Inspired by Nigeria’s folktales and war, Under the Udala Trees is a deeply searching, powerful debut about the dangers of living and loving openly.

Ijeoma comes of age as her nation does; born before independence, she is eleven when civil war breaks out in the young republic of Nigeria. Sent away to safety, she meets another displaced child, and the star-crossed pair fall in love. They are from different ethnic communities. They are also both girls.

When their love is discovered, Ijeoma learns that she will have to hide this part of herself. But there is a cost to living inside a lie.

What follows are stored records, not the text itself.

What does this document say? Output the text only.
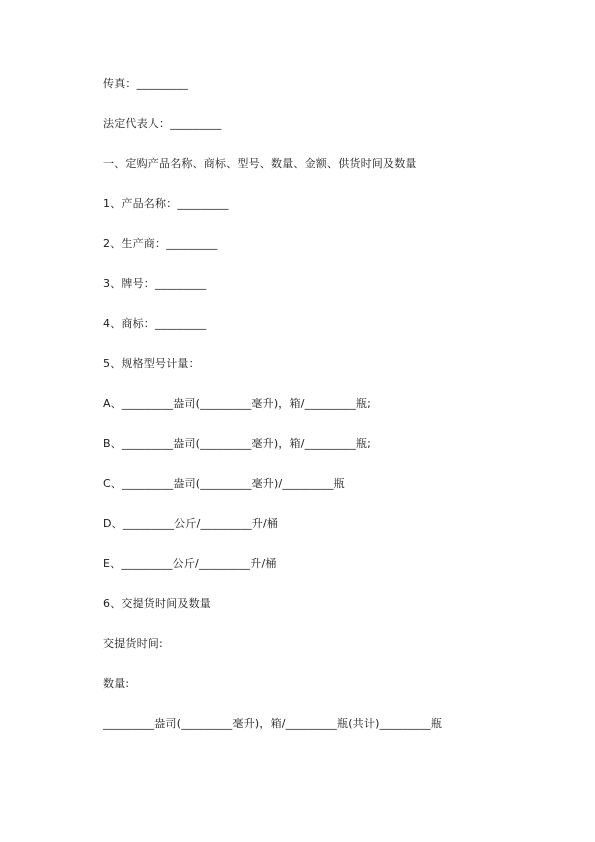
传真：_________
法定代表人：_________
一、定购产品名称、商标、型号、数量、金额、供货时间及数量
1、产品名称：_________
2、生产商：_________
3、牌号：_________
4、商标：_________
5、规格型号计量：
A、_________盎司(_________毫升)，箱/_________瓶;
B、_________盎司(_________毫升)，箱/_________瓶;
C、_________盎司(_________毫升)/_________瓶
D、_________公斤/_________升/桶
E、_________公斤/_________升/桶
6、交提货时间及数量
交提货时间:
数量:
_________盎司(_________毫升)，箱/_________瓶(共计)_________瓶
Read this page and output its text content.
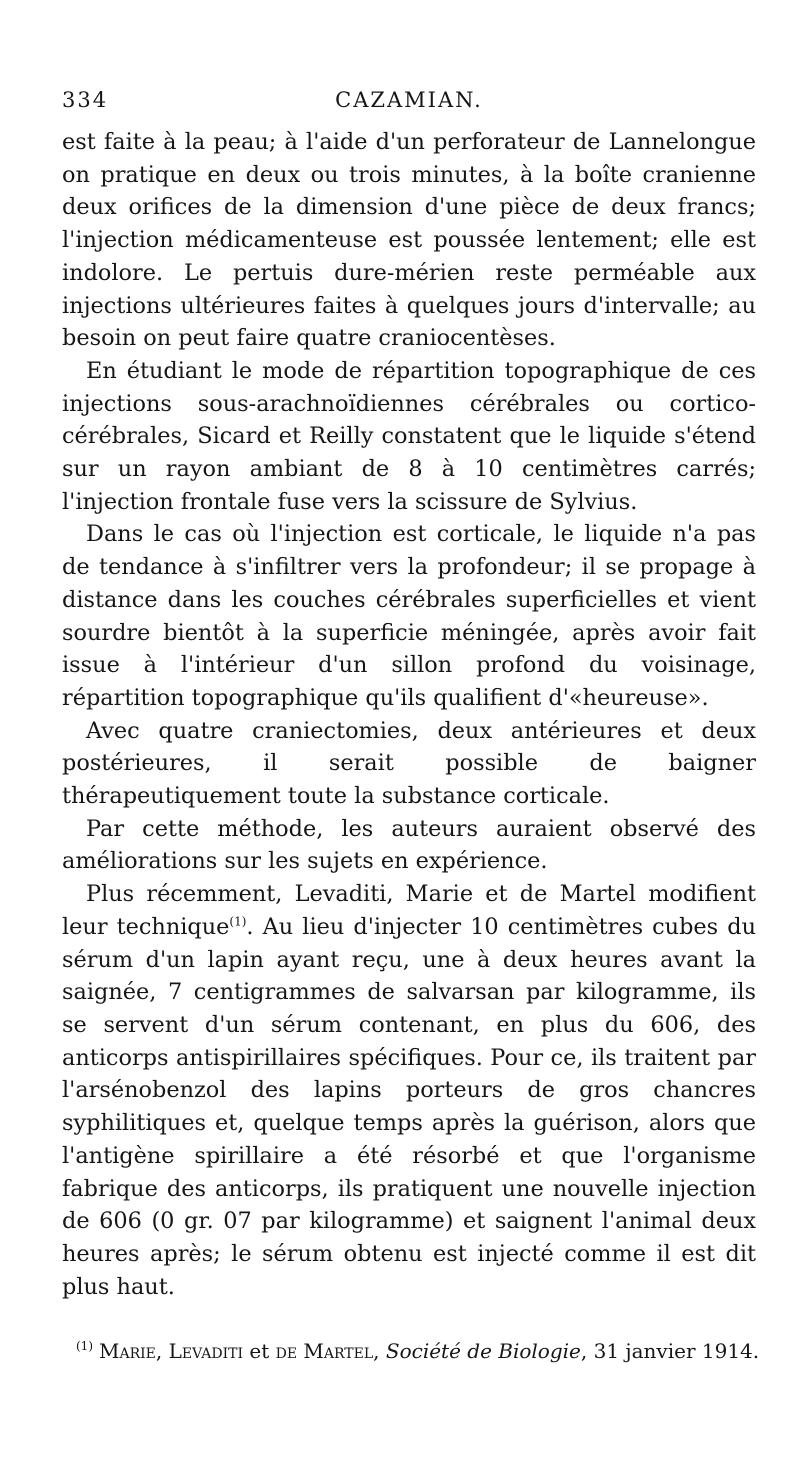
334	CAZAMIAN.

est faite à la peau; à l'aide d'un perforateur de Lannelongue on pratique en deux ou trois minutes, à la boîte cranienne deux orifices de la dimension d'une pièce de deux francs; l'injection médicamenteuse est poussée lentement; elle est indolore. Le pertuis dure-mérien reste perméable aux injections ultérieures faites à quelques jours d'intervalle; au besoin on peut faire quatre craniocentèses.

En étudiant le mode de répartition topographique de ces injections sous-arachnoïdiennes cérébrales ou cortico-cérébrales, Sicard et Reilly constatent que le liquide s'étend sur un rayon ambiant de 8 à 10 centimètres carrés; l'injection frontale fuse vers la scissure de Sylvius.

Dans le cas où l'injection est corticale, le liquide n'a pas de tendance à s'infiltrer vers la profondeur; il se propage à distance dans les couches cérébrales superficielles et vient sourdre bientôt à la superficie méningée, après avoir fait issue à l'intérieur d'un sillon profond du voisinage, répartition topographique qu'ils qualifient d'«heureuse».

Avec quatre craniectomies, deux antérieures et deux postérieures, il serait possible de baigner thérapeutiquement toute la substance corticale.

Par cette méthode, les auteurs auraient observé des améliorations sur les sujets en expérience.

Plus récemment, Levaditi, Marie et de Martel modifient leur technique$^{(1)}$. Au lieu d'injecter 10 centimètres cubes du sérum d'un lapin ayant reçu, une à deux heures avant la saignée, 7 centigrammes de salvarsan par kilogramme, ils se servent d'un sérum contenant, en plus du 606, des anticorps antispirillaires spécifiques. Pour ce, ils traitent par l'arsénobenzol des lapins porteurs de gros chancres syphilitiques et, quelque temps après la guérison, alors que l'antigène spirillaire a été résorbé et que l'organisme fabrique des anticorps, ils pratiquent une nouvelle injection de 606 (0 gr. 07 par kilogramme) et saignent l'animal deux heures après; le sérum obtenu est injecté comme il est dit plus haut.

$^{(1)}$ Marie, Levaditi et de Martel, Société de Biologie, 31 janvier 1914.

As Edwidge Danticat has made personal the legacy of Haiti’s political coming-of-age, Okparanta’s Under the Udala Trees uses one woman’s lifetime to examine the ways in which Nigerians continue to struggle toward selfhood. Even as their nation contends with and recovers from the effects of war and division, Nigerian lives are wrecked and lost from taboo and prejudice. But this story offers a glimmer of hope—a future where a woman might just be able to shape her life around truth and love.

Critics Review

  • “The love story has hypnotic power…Details of disco-era Nigeria—jerricans filled with palm wine, a suitor in bell-bottom trousers—suggest Okparanta’s skill and promise.”

    New Yorker
  • “This is a story of queerness in a society where it needs to be hidden, and an account of how their love story plays out after they are yanked apart.”

    New York Times
  • “Deftly negotiates a balance between a love story and a war story.”

    Guardian (London)
  • “Robin Miles’ narration transports listeners to Ijeoma’s youthful experiences in the civil war in Biafra…Miles does an excellent job with the nuances of emotion…all voiced with clarity and subtle accents. Even though this is a story written with a strong social message, Miles puts the characters and story center stage.”

    AudioFile
  • “[An] exquisite first novel about wars—both external and internal—endurance, survival, and love.”

    Edwidge Danticat, National Book Critics Circle Award winner
  • “[A] powerful interweaving of the personal and the political. Okparanta’s simple, direct prose is interspersed with the language of allegory and folklore.”